If your child has an accident, please call us as soon as possible 24 hours a day:
We will see your child immediately. The first 30 minutes after an accident are the most critical to treating dental trauma.
Knocked Out Permanent Tooth
Find the tooth. Handle the tooth by the crown, not the root portion. You may briefly rinse the tooth with saline or milk, but DO NOT clean or handle the tooth unnecessarily. Inspect the tooth for fractures. If it is not broken, try to reinsert it in its socket. Have the patient keep the tooth in place by biting on gauze. If you cannot reinsert the tooth, transport the tooth in a cup containing milk. Time is critical. Seek immediate dental care! Note: Primary (baby) teeth are not generally replaced in the socket as this can damage the permanent tooth underneath, however, prompt care by a dentist is recommended.
Rinse dirt from the injured area with warm water. Place a cold compress over the area of the injury. Locate and save any broken tooth fragments. Immediate dental attention is necessary.
Broken Braces and Wires
If a broken appliance can be removed easily, take it out. If it cannot, cover the sharp or protruding portion with wax. If a wire is stuck in the gum, cheek or tongue, do not remove it. Take the patient to a dentist immediately. Asymptomatic loose or broken appliances do not usually require emergency attention.

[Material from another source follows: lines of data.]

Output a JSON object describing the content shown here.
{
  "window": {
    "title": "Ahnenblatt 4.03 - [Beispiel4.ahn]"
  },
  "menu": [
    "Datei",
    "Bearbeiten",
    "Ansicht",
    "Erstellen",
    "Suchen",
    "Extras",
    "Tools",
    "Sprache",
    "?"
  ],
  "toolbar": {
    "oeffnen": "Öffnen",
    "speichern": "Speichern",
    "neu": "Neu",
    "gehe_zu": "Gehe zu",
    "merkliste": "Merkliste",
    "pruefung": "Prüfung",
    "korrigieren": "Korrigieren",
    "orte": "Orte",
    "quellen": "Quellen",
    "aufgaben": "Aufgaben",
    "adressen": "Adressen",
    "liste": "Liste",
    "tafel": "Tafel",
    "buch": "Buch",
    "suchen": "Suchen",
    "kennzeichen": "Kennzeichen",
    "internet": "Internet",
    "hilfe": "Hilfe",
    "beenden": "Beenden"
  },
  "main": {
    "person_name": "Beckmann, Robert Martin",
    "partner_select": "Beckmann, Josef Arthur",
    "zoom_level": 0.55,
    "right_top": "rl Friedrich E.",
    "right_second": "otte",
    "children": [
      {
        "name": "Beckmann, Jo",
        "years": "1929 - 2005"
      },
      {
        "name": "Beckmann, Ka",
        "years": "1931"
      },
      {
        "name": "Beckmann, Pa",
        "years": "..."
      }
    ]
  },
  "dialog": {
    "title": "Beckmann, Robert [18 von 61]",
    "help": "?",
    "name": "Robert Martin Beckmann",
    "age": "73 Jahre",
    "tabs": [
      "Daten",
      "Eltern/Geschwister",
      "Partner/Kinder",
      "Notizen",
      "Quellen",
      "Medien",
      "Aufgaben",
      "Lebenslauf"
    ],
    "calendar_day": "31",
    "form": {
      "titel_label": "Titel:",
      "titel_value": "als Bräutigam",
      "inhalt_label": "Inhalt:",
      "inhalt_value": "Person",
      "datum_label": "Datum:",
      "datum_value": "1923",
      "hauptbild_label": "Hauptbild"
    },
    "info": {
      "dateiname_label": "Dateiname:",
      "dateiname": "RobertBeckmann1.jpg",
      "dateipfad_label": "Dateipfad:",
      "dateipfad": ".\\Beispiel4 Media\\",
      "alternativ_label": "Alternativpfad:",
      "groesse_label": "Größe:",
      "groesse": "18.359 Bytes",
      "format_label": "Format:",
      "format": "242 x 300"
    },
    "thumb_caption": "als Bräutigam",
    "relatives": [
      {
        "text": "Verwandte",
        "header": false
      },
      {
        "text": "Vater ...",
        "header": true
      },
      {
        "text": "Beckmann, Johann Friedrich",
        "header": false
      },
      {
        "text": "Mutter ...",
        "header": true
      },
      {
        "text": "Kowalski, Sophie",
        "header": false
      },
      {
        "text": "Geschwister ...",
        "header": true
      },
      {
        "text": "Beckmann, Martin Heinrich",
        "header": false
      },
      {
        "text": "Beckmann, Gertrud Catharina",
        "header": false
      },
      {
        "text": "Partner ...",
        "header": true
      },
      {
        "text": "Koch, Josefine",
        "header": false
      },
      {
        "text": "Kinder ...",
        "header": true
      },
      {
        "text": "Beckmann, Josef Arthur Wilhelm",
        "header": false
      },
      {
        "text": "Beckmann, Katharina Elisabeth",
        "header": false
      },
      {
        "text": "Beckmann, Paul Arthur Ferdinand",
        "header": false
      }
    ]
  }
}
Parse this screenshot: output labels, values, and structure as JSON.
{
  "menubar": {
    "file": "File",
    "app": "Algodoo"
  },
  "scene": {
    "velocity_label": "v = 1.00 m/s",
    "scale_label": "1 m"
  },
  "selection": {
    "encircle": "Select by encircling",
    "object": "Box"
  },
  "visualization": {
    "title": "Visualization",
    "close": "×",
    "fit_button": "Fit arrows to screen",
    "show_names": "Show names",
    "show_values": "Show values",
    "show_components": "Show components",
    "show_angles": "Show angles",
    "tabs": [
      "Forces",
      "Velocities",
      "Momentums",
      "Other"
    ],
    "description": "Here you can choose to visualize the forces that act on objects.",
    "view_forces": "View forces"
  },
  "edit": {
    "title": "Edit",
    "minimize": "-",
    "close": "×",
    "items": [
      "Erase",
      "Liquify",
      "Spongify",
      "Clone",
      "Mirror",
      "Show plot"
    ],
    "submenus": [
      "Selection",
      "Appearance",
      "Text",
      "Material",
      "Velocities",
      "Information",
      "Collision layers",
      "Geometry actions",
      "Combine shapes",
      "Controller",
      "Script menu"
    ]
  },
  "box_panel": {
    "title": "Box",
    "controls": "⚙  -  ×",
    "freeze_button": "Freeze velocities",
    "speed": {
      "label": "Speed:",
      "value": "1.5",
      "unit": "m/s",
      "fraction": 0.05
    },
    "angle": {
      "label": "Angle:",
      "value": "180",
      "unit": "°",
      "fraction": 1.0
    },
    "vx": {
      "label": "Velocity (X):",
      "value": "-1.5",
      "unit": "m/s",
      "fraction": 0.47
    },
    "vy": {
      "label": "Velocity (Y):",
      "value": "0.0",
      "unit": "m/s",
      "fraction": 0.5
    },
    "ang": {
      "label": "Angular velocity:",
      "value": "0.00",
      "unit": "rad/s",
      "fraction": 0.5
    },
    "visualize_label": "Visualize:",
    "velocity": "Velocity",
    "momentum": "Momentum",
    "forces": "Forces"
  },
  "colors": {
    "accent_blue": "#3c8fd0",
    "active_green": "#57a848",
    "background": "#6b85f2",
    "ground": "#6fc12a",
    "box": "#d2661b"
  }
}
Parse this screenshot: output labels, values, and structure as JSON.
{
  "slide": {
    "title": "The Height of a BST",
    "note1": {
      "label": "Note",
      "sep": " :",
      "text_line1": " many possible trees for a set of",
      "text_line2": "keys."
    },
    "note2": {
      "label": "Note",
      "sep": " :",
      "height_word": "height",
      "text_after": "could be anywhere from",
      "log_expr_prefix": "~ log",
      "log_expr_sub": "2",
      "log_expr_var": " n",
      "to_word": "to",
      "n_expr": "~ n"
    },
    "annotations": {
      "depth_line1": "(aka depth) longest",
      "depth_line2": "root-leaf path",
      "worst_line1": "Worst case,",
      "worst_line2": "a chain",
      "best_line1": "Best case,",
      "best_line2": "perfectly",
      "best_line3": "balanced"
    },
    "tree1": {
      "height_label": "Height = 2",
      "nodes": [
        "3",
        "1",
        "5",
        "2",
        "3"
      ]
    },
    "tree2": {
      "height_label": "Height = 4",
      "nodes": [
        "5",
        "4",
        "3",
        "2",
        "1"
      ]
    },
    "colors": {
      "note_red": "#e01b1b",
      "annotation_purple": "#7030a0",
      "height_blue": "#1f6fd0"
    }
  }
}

Cut or Bitten Tongue, Lip or Cheek
Rinse the mouth or area of injury with warm salt water or hydrogen peroxide diluted with water (50% water & 50% hydrogen peroxide). If the patient's lip or cheek is swollen, apply cold compresses. Take the patient to a dentist.
Clean the area of the affected tooth thoroughly. Rinse the mouth vigorously with warm water or use dental floss to dislodge impacted food or debris. DO NOT place aspirin on the gum or on the aching tooth. If the patient's face is swollen, apply cold compresses. Take the patient to a dentist.